9844 Otani

Discovery
- Discovered by: Y. Kushida O. Muramatsu
- Discovery site: Yatsugatake South Base Obs.
- Discovery date: 23 November 1989

Designations
- Named after: Toyokazu Otani (astronomy lecturer)
- Alternative designations: 1989 WF_{1} · 1980 VF_{1} 1996 HA_{26}
- Minor planet category: main-belt · Eunomia

Orbital characteristics
- Epoch 4 September 2017 (JD 2458000.5)
- Uncertainty parameter 0
- Observation arc: 67.44 yr (24,634 days)
- Aphelion: 3.2894 AU
- Perihelion: 2.1105 AU
- Semi-major axis: 2.7000 AU
- Eccentricity: 0.2183
- Orbital period (sidereal): 4.44 yr (1,620 days)
- Mean anomaly: 102.78°
- Mean motion: 0° 13^{m} 19.92^{s} / day
- Inclination: 12.932°
- Longitude of ascending node: 60.733°
- Argument of perihelion: 353.14°

Physical characteristics
- Dimensions: 3.84 km (calculated)
- Synodic rotation period: 10.0730±0.0053 h
- Geometric albedo: 0.21 (assumed)
- Spectral type: S
- Absolute magnitude (H): 13.87±0.47 · 13.9 · 13.939±0.004 (R) · 14.39

= 9844 Otani =

Asteroid

9844 Otani, provisional designation , is a stony Eunomian asteroid from the middle region of the asteroid belt, approximately 4 kilometers in diameter. It was discovered on 23 November 1989, by Japanese astronomers Yoshio Kushida and Osamu Muramatsu at the Yatsugatake South Base Observatory, Hokuto, near the Greater Tokyo Area, Japan. It was named for Japanese astronomer Toyokazu Otani.

== Orbit and classification ==

Otani is a member of the Eunomia family, a large group of S-type asteroids and the most prominent family in the intermediate main-belt. It orbits the Sun in the central main-belt at a distance of 2.1–3.3 AU once every 4 years and 5 months (1,620 days). Its orbit has an eccentricity of 0.22 and an inclination of 13° with respect to the ecliptic. The first used observation was a precovery taken at Palomar Mountain in 1949, extending the body's observation arc by 40 years prior to its official discovery observation.

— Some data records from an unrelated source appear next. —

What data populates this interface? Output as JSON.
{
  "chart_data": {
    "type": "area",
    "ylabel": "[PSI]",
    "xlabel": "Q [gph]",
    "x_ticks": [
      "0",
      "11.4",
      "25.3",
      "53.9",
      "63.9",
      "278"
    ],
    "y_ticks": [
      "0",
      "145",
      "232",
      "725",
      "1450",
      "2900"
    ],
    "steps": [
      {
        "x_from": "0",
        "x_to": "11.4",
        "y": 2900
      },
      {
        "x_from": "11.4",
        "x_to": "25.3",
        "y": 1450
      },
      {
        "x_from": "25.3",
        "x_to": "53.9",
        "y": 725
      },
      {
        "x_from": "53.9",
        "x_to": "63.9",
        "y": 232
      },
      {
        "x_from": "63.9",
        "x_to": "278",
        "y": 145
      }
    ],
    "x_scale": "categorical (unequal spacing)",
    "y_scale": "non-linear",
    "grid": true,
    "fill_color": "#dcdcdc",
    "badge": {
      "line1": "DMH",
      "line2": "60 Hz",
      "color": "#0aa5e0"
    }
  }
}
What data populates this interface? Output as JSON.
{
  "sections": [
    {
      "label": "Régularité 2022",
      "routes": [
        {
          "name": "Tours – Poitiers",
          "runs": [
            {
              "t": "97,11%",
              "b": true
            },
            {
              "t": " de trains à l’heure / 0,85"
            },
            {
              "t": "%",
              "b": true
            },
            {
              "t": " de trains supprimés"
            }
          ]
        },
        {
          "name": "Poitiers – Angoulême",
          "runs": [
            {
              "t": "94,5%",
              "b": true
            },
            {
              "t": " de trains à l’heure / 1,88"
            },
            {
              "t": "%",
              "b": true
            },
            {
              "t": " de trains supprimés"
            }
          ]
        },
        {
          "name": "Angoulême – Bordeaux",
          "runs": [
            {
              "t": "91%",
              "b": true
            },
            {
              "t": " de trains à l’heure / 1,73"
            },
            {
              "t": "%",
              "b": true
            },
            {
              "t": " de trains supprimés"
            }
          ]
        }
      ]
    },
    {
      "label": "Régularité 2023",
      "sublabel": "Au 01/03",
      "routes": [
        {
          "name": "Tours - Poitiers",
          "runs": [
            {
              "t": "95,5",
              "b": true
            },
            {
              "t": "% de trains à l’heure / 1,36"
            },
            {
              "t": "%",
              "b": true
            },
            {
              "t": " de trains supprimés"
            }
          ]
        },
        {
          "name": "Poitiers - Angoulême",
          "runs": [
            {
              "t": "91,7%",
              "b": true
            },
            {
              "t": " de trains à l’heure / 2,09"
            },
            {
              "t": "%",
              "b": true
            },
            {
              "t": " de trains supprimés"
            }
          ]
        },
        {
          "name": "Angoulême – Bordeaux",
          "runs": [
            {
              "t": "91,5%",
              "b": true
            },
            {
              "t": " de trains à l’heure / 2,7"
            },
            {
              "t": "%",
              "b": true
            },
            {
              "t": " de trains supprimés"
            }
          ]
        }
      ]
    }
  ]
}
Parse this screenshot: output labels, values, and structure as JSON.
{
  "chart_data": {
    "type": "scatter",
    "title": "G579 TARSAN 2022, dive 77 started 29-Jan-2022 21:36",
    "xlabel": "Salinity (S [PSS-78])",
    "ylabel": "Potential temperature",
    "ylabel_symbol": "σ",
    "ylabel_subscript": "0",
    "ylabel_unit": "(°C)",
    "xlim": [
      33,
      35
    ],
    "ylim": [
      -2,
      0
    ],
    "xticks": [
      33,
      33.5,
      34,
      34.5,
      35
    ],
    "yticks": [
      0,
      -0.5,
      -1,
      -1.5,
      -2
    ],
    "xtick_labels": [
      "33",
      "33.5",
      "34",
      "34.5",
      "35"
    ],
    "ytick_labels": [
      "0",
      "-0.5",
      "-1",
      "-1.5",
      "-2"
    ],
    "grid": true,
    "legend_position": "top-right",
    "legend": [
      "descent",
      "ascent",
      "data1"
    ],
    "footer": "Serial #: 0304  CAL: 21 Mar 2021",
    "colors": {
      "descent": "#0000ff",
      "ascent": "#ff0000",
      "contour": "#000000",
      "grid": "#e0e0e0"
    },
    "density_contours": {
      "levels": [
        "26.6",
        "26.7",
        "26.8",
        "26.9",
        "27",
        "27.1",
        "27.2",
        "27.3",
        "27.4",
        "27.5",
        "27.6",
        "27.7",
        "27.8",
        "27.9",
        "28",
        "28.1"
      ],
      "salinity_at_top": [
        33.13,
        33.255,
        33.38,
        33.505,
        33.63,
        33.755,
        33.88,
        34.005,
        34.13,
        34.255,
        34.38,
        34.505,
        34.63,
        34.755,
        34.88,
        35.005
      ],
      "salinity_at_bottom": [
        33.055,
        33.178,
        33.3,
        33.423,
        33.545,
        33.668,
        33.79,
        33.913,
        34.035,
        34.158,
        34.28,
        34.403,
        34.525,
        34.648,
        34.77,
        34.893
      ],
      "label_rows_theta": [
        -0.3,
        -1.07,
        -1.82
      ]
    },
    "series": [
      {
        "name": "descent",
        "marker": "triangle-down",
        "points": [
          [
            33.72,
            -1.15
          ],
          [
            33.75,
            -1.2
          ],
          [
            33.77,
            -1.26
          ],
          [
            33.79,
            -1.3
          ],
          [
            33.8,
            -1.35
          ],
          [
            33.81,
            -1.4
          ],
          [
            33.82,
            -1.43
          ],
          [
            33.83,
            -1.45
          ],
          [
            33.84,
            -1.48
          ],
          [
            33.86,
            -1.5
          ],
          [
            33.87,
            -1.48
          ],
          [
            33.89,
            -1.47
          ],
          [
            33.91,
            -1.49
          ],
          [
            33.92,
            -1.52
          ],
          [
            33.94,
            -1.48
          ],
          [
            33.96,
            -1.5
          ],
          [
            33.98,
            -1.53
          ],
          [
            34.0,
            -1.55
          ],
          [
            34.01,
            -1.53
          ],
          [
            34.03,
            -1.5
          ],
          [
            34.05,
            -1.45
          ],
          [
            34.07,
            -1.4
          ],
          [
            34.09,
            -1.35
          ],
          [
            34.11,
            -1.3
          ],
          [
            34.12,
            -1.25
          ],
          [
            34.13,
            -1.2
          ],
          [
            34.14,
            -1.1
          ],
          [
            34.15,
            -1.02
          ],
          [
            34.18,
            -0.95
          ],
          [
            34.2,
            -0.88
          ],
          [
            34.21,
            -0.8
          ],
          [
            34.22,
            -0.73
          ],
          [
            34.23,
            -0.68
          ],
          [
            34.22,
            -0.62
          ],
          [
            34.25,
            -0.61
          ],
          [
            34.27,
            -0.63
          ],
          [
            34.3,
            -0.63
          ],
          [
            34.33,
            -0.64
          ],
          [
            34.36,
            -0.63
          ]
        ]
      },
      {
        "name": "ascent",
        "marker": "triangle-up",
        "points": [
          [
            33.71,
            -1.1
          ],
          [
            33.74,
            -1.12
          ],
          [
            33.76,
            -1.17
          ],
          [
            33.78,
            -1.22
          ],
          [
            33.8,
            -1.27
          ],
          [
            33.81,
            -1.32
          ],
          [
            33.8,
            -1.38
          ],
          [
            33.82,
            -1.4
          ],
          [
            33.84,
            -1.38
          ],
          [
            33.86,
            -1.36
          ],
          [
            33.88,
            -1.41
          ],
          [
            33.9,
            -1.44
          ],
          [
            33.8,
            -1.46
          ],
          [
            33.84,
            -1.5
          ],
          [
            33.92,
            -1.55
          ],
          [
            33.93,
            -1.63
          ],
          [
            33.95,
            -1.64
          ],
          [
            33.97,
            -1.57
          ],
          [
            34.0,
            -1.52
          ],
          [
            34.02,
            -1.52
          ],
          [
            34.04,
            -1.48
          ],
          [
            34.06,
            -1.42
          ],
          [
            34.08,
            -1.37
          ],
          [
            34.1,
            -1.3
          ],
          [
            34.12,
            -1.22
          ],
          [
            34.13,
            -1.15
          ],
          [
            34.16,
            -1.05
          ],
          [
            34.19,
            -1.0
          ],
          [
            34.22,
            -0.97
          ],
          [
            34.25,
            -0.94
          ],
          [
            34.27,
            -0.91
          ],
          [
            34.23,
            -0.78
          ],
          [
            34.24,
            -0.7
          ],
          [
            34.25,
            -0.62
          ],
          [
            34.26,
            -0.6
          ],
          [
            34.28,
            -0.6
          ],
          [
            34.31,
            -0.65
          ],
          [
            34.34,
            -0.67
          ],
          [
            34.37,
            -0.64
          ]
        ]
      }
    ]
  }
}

== Physical characteristics ==

A rotational lightcurve of Otani was obtained from photometric observations at the Palomar Transient Factory in February 2013. It gave a rotation period of 10.073±0.0053 hours with a brightness variation of 0.18 in magnitude (U=2).

The Collaborative Asteroid Lightcurve Link assumes an albedo 0.21 – derived from 15 Eunomia, the family's largest member and namesake – and calculates a diameter of 3.84 kilometers with an absolute magnitude of 14.39.

== Naming ==

This minor planet was named in honor of Toyokazu Otani (born 1928), a renowned observer of minor planets, lecturer at the Gotoh Planetarium, and long-time employee at the Astronomical Museum in Tokyo (1956–1988). The official naming citation was published by the Minor Planet Center on 2 April 1999 (M.P.C. 34355).